Una fitta pioggia battente non ha fermato il fiume di lavoratori e lavoratrici, operai, facchini, realtà politiche e solidali che si è rappresentato con determinazione in un corteo tutto politico sabato a Roma.
Un importante momento di mobilitazione nazionale chiamato dal S.I. Cobas per tentare di allargare la proposta ormai ineludibile per la costruzione di un fronte di lotta anticapitalista. Realtà che, nei fatti, è già presente e radicata da anni davanti ai cancelli dei magazzini della logistica.
Una scommessa ambiziosa ma ancor più necessaria nell’attuale clima pre-elettorale, caratterizzato dal sostegno univoco della stampa di regime all’unica alternativa possibile per la borghesia: un governo di larghe intese che continui a perseguire gli interessi del capitale e delle istanze sovranazionali (giusto dell’altro giorno è il richiamo di Juncker), con un programma fatto di interventi militari e di smantellamento dei residui diritti e tutele. Un governo di “responsabilità” che, per i servili pennivendoli di regime, sia argine contro populismi ed “opposti estremismi”, in una ricostruzione che offre visibilità e megafono al peggior fascismo e nazismo ed esclusivamente alle seppur corrette azioni di contrasto.
Un esplicito favore a questi rifiuti della storia, ormai completamente sdoganati e capitanati dal nuovo corso sovranista dettato da Salvini, ma ancor oggi utili per permettere a un sistema in profonda crisi da sovrapproduzione e sovraccumulazione sia di rinserrare le fila e continuare l’opera di saccheggio, sia per creare fittizie divisioni tra il proletariato.
Divisioni razziste che scompaiono, come urlato dal corteo, nella quotidianità della lotta di classe, nella capacità di individuare il vero nemico, nel riconoscersi parte di nuovi rapporti di forza imposti al padronato e ai suoi sgherri.

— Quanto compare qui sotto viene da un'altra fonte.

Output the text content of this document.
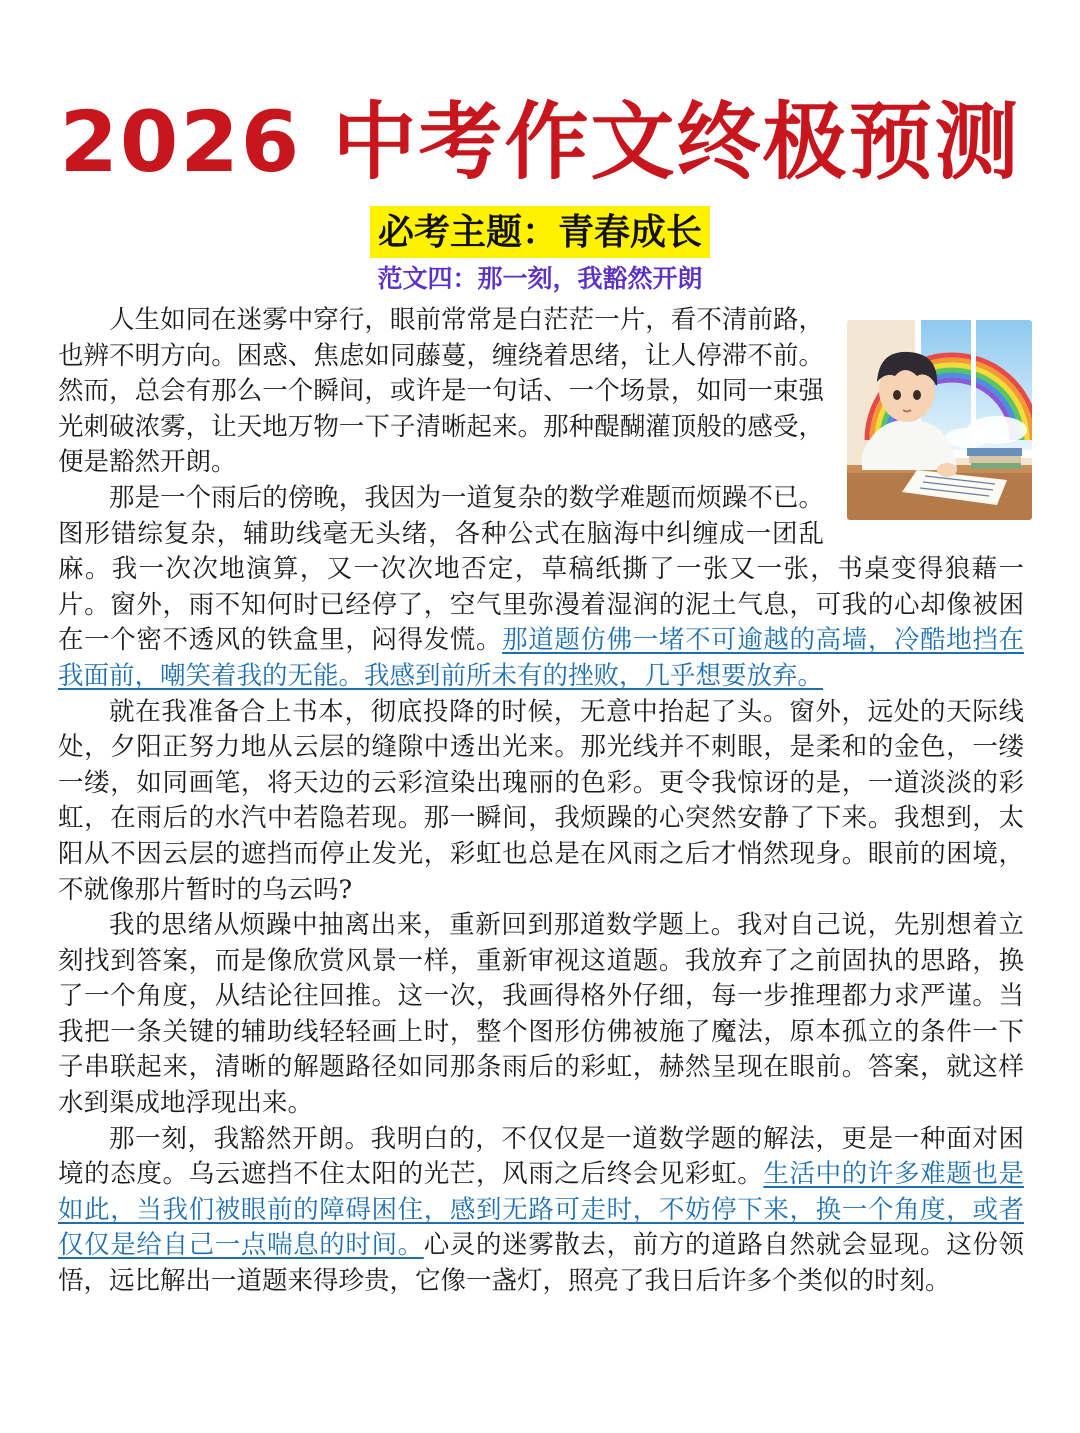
2026 中考作文终极预测
必考主题：青春成长
范文四：那一刻，我豁然开朗

人生如同在迷雾中穿行，眼前常常是白茫茫一片，看不清前路，也辨不明方向。困惑、焦虑如同藤蔓，缠绕着思绪，让人停滞不前。然而，总会有那么一个瞬间，或许是一句话、一个场景，如同一束强光刺破浓雾，让天地万物一下子清晰起来。那种醍醐灌顶般的感受，便是豁然开朗。

那是一个雨后的傍晚，我因为一道复杂的数学难题而烦躁不已。图形错综复杂，辅助线毫无头绪，各种公式在脑海中纠缠成一团乱麻。我一次次地演算，又一次次地否定，草稿纸撕了一张又一张，书桌变得狼藉一片。窗外，雨不知何时已经停了，空气里弥漫着湿润的泥土气息，可我的心却像被困在一个密不透风的铁盒里，闷得发慌。那道题仿佛一堵不可逾越的高墙，冷酷地挡在我面前，嘲笑着我的无能。我感到前所未有的挫败，几乎想要放弃。

就在我准备合上书本，彻底投降的时候，无意中抬起了头。窗外，远处的天际线处，夕阳正努力地从云层的缝隙中透出光来。那光线并不刺眼，是柔和的金色，一缕一缕，如同画笔，将天边的云彩渲染出瑰丽的色彩。更令我惊讶的是，一道淡淡的彩虹，在雨后的水汽中若隐若现。那一瞬间，我烦躁的心突然安静了下来。我想到，太阳从不因云层的遮挡而停止发光，彩虹也总是在风雨之后才悄然现身。眼前的困境，不就像那片暂时的乌云吗?

我的思绪从烦躁中抽离出来，重新回到那道数学题上。我对自己说，先别想着立刻找到答案，而是像欣赏风景一样，重新审视这道题。我放弃了之前固执的思路，换了一个角度，从结论往回推。这一次，我画得格外仔细，每一步推理都力求严谨。当我把一条关键的辅助线轻轻画上时，整个图形仿佛被施了魔法，原本孤立的条件一下子串联起来，清晰的解题路径如同那条雨后的彩虹，赫然呈现在眼前。答案，就这样水到渠成地浮现出来。

那一刻，我豁然开朗。我明白的，不仅仅是一道数学题的解法，更是一种面对困境的态度。乌云遮挡不住太阳的光芒，风雨之后终会见彩虹。生活中的许多难题也是如此，当我们被眼前的障碍困住，感到无路可走时，不妨停下来，换一个角度，或者仅仅是给自己一点喘息的时间。心灵的迷雾散去，前方的道路自然就会显现。这份领悟，远比解出一道题来得珍贵，它像一盏灯，照亮了我日后许多个类似的时刻。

Le parole d’ordine del corteo non sono state le solite enunciazioni di principio usualmente agitate nelle scadenze sempre più ritualizzate del sindacalismo di base, ma sono praticate giorno per giorno, cancello per cancello, da lavoratori consci della propria forza. La difesa contro le leggi anti-operaie, contro i licenziamenti politici e il jobs act, per i miglioramenti salariali e il riconoscimento delle proprie rappresentanze, sono vittorie materiali conquistate nel conflitto da lavoratori e lavoratrici ormai pienamente consapevoli che l’unità di classe è l’arma più forte da opporre al sistema del profitto e alla sua sempre più dispotica organizzazione.

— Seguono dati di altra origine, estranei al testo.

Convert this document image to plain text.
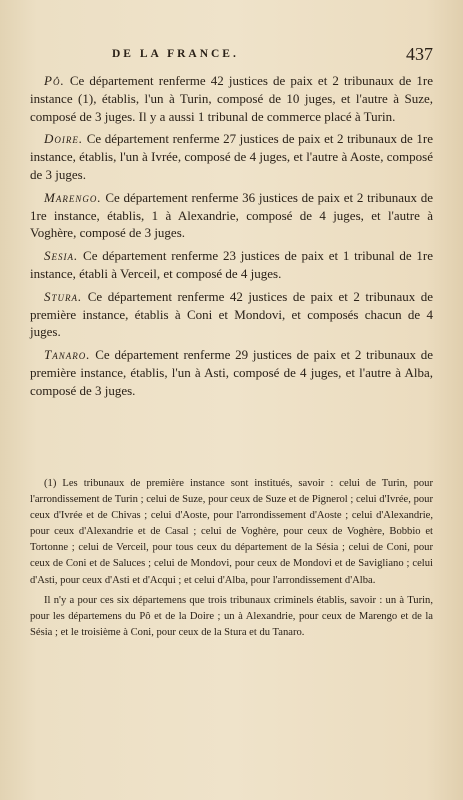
DE LA FRANCE.	437

Pô. Ce département renferme 42 justices de paix et 2 tribunaux de 1re instance (1), établis, l'un à Turin, composé de 10 juges, et l'autre à Suze, composé de 3 juges. Il y a aussi 1 tribunal de commerce placé à Turin.

Doire. Ce département renferme 27 justices de paix et 2 tribunaux de 1re instance, établis, l'un à Ivrée, composé de 4 juges, et l'autre à Aoste, composé de 3 juges.

Marengo. Ce département renferme 36 justices de paix et 2 tribunaux de 1re instance, établis, 1 à Alexandrie, composé de 4 juges, et l'autre à Voghère, composé de 3 juges.

Sesia. Ce département renferme 23 justices de paix et 1 tribunal de 1re instance, établi à Verceil, et composé de 4 juges.

Stura. Ce département renferme 42 justices de paix et 2 tribunaux de première instance, établis à Coni et Mondovi, et composés chacun de 4 juges.

Tanaro. Ce département renferme 29 justices de paix et 2 tribunaux de première instance, établis, l'un à Asti, composé de 4 juges, et l'autre à Alba, composé de 3 juges.

(1) Les tribunaux de première instance sont institués, savoir : celui de Turin, pour l'arrondissement de Turin ; celui de Suze, pour ceux de Suze et de Pignerol ; celui d'Ivrée, pour ceux d'Ivrée et de Chivas ; celui d'Aoste, pour l'arrondissement d'Aoste ; celui d'Alexandrie, pour ceux d'Alexandrie et de Casal ; celui de Voghère, pour ceux de Voghère, Bobbio et Tortonne ; celui de Verceil, pour tous ceux du département de la Sésia ; celui de Coni, pour ceux de Coni et de Saluces ; celui de Mondovi, pour ceux de Mondovi et de Savigliano ; celui d'Asti, pour ceux d'Asti et d'Acqui ; et celui d'Alba, pour l'arrondissement d'Alba.

Il n'y a pour ces six départemens que trois tribunaux criminels établis, savoir : un à Turin, pour les départemens du Pô et de la Doire ; un à Alexandrie, pour ceux de Marengo et de la Sésia ; et le troisième à Coni, pour ceux de la Stura et du Tanaro.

Centralità del conflitto e unità di classe, queste infatti le basi indicate dal corteo su cui incardinare un processo ricompositivo reale da costruire sui territori di appartenenza allargando la visuale sulle tante contraddizioni che la stessa organizzazione capitalista del lavoro porta con sé. Una sfida che sappia coniugare lotta sindacale e piano politico più complessivo che si confronti così con il sistema del profitto e i suoi addentellati e non resti circoscritta alla sola opposizione con il lavoro. E che all’interno della contraddizione primaria riesca a coinvolgere altri settori della composizione di classe, rifiutando la logica della categoria ma estendendosi agli altri settori produttivi.

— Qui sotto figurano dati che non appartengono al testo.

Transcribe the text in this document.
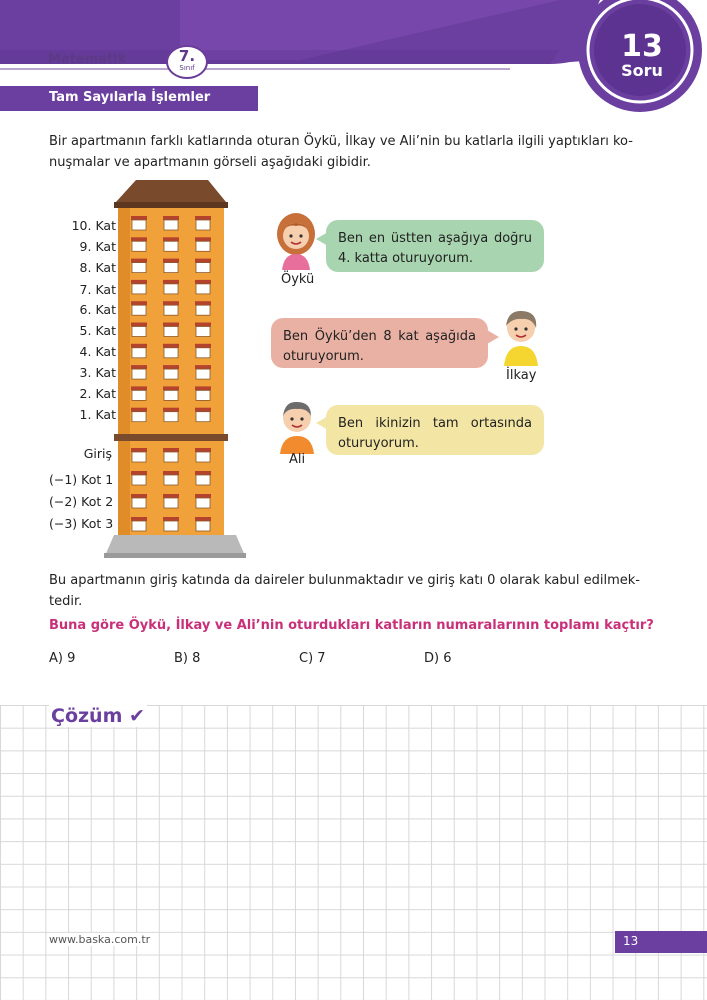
Matematik	7.
Sınıf
13
Soru
Tam Sayılarla İşlemler
Bir apartmanın farklı katlarında oturan Öykü, İlkay ve Ali’nin bu katlarla ilgili yaptıkları ko-
nuşmalar ve apartmanın görseli aşağıdaki gibidir.
10. Kat
9. Kat
8. Kat
7. Kat
6. Kat
5. Kat
4. Kat
3. Kat
2. Kat
1. Kat
Giriş
(−1) Kot 1
(−2) Kot 2
(−3) Kot 3
Öykü
Ben en üstten aşağıya doğru 4. katta oturuyorum.
Ben Öykü’den 8 kat aşağıda oturuyorum.
İlkay
Ali
Ben ikinizin tam ortasında oturuyorum.
Bu apartmanın giriş katında da daireler bulunmaktadır ve giriş katı 0 olarak kabul edilmek-
tedir.
Buna göre Öykü, İlkay ve Ali’nin oturdukları katların numaralarının toplamı kaçtır?
A) 9	B) 8	C) 7	D) 6
Çözüm ✔
www.baska.com.tr	13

Una prospettiva di assoluta incompatibilità di classe, di netto rifiuto della delega a velleitarie ipotesi parlamenteristiche, con l’assoluta certezza che non vi sia bisogno di sponde istituzionali o di altre scorciatoie perdenti per sottrarre terreno al nemico di classe.
La partecipazione di realtà territoriali di lotta per il diritto alla casa, di collettivi della Sapienza e delle università napoletane, dei disoccupati napoletani, delle maestre tagliate dalla riforma Fedeli, di numerosi centri sociali e collettivi territoriali segnalano quale dato evidente la presa di coscienza anche di altre soggettività circa il portato di immaginario e di prospettiva segnato dal corteo di sabato.
La strada da percorrere è stata tracciata, anche con un piccolo ma significativo corteo di lavoratori e lavoratrici a stragrande maggioranza immigrati che ha portato una ventata positiva e di classe in un nero e invece totalizzante clima elettorale.
Ora tocca a noi tutti e tutte lavorare per dare respiro, ampiezza e concretezza a quelle parole d’ordine, generalizzando e rilanciando in avanti in termini più complessivi l’asticella del conflitto.